For the record, I had told the folks doing this promo not to even bother if the download didn’t come in mp3 format.  Which of course it doesn’t.

The problems were quite extraordinary.  First, no macs need apply.  Gee, that’s a great way to win business.  Then, two windows machines were unable to get through the registration process without crashing their browsers. 

I was able to get through the heinous process of registration and actually enter the codes to get my two free tunes.  They downloaded okay, but then promptly through a “License Error” – you see, these were in WMA format, and had to be played via Windows Media Player.  So I followed the troubleshooting instructions and downloaded the latest version of Windows Media Player, then retried.  Still nothing. 

So I tried to open a support request.  Up pops a login screen, only this little gem won’t accept my login that I’d just created and had verified by email.  Turns out you have to register…again for support.  So I did that, and sent off an email. 16 hours later, I’m still waiting for a reply.
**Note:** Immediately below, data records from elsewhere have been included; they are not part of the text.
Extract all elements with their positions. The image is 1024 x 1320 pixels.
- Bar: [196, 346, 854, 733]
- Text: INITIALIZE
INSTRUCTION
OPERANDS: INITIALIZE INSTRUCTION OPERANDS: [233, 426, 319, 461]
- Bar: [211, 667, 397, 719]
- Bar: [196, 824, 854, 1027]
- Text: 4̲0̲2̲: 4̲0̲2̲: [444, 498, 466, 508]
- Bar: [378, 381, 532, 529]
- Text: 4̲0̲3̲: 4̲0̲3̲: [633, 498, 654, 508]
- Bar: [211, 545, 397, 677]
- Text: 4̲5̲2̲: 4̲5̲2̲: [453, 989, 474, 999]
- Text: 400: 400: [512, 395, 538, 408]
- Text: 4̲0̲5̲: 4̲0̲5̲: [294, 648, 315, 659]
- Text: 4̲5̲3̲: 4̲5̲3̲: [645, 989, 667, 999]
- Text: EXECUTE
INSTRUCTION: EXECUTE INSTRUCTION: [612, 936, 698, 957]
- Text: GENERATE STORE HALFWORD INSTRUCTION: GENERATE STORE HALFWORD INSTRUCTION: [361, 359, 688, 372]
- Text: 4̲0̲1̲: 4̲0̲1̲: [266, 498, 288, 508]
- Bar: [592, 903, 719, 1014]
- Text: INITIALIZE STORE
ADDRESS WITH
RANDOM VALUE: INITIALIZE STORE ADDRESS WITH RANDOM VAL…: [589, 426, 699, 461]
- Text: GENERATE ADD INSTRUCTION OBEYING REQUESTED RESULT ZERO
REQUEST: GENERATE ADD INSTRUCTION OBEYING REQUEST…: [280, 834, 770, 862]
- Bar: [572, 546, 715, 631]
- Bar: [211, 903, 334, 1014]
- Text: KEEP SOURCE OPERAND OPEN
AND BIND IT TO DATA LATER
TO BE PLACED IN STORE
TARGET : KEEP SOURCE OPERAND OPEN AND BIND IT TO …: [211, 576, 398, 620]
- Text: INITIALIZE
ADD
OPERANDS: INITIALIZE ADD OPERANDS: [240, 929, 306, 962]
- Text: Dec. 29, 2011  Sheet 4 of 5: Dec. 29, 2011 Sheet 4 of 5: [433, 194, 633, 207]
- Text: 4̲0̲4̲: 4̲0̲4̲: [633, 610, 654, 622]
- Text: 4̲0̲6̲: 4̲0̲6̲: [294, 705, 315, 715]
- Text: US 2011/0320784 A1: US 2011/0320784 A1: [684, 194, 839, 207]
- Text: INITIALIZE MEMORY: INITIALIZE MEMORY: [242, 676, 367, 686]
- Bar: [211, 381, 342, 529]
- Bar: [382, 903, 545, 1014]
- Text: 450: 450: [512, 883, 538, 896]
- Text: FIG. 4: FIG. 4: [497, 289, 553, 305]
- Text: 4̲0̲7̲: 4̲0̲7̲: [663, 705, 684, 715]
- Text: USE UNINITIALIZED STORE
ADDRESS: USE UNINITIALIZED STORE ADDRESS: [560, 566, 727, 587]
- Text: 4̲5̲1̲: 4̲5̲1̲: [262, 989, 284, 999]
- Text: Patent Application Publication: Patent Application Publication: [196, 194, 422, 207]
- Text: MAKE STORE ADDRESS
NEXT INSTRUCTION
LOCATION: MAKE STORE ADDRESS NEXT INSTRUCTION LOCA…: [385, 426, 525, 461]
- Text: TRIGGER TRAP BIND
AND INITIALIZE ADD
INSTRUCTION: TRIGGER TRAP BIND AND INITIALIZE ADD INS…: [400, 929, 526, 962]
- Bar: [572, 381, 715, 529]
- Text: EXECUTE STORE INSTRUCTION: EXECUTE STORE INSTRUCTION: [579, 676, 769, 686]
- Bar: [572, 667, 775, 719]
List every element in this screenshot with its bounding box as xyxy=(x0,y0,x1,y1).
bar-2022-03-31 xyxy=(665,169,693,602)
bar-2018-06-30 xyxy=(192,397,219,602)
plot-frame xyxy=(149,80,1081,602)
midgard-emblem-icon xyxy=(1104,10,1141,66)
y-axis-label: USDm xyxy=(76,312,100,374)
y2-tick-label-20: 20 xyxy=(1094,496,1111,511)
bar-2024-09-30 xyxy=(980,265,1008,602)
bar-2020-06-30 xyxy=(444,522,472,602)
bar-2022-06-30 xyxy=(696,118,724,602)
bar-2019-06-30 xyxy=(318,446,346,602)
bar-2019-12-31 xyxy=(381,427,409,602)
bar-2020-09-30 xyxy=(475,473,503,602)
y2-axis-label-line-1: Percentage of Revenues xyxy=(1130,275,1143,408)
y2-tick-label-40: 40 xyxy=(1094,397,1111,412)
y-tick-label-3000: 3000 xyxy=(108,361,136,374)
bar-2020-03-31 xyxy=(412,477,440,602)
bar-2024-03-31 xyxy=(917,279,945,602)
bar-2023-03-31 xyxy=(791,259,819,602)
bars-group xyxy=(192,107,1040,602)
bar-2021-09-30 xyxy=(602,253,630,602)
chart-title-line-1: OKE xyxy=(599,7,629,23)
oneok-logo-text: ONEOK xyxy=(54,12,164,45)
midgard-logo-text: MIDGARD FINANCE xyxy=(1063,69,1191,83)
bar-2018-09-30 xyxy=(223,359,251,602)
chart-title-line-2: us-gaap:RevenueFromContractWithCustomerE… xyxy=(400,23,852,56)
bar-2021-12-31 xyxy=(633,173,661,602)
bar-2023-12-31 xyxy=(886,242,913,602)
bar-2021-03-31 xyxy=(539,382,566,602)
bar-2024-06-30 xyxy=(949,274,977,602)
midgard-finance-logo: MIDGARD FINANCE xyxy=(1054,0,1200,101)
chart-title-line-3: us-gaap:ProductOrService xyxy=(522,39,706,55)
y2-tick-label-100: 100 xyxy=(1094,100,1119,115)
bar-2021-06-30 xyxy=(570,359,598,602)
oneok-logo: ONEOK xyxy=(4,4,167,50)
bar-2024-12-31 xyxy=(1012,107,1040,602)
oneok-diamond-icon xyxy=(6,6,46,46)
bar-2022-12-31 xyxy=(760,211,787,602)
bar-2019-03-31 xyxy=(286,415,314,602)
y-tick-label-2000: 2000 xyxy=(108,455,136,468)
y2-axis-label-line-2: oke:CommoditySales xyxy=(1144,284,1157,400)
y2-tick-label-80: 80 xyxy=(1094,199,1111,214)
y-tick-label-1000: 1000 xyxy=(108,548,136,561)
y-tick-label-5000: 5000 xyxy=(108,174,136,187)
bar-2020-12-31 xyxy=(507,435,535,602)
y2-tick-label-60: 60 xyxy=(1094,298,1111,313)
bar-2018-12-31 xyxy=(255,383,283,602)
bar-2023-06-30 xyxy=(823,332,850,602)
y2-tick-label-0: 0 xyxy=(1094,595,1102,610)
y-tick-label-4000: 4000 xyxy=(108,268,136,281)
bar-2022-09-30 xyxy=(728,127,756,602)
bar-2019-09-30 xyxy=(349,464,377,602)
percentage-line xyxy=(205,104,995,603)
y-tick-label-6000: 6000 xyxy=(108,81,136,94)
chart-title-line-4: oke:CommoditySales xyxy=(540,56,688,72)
Here’s the scoop – if I wasn’t testing, I would have stopped at the registration process.  Forget it, I don’t need the stinking free music if it’s in a format that won’t work on my IPOD, that I can’t switch from machine to machine (I use several different computers, and I’m not about to try to move DRM Licenses around.  This is an utterly failed business model.  A couple of hints:

  • The price point of the product that is delivered here is under a dollar.  Make the effort level required to redeem it on par.
  • If it’s easier to register for online banking, there’s a huge usability problem.
  • If your system isn’t working due to a temporary glitch, let people know via a system message.
  • Provide an easy means to get support without making users register (again) and answer support requests immediately.  No email unanswered within 30 minutes would be the gold standard here.  Better yet, a chat service link ought to solve this.

For those thinking about using free downloadable music cards for handouts:

  • Use a reputable source 
  • Test before you give them to your customers
  • If it’s a Rube Goldberg DRM scenario that is virtually unusable, go with something else.  You will just annoy your customers.
  • If it relies on a single player, such as Windows Media Player, run away.
  • If they can’t use them on an IPOD, don’t bother.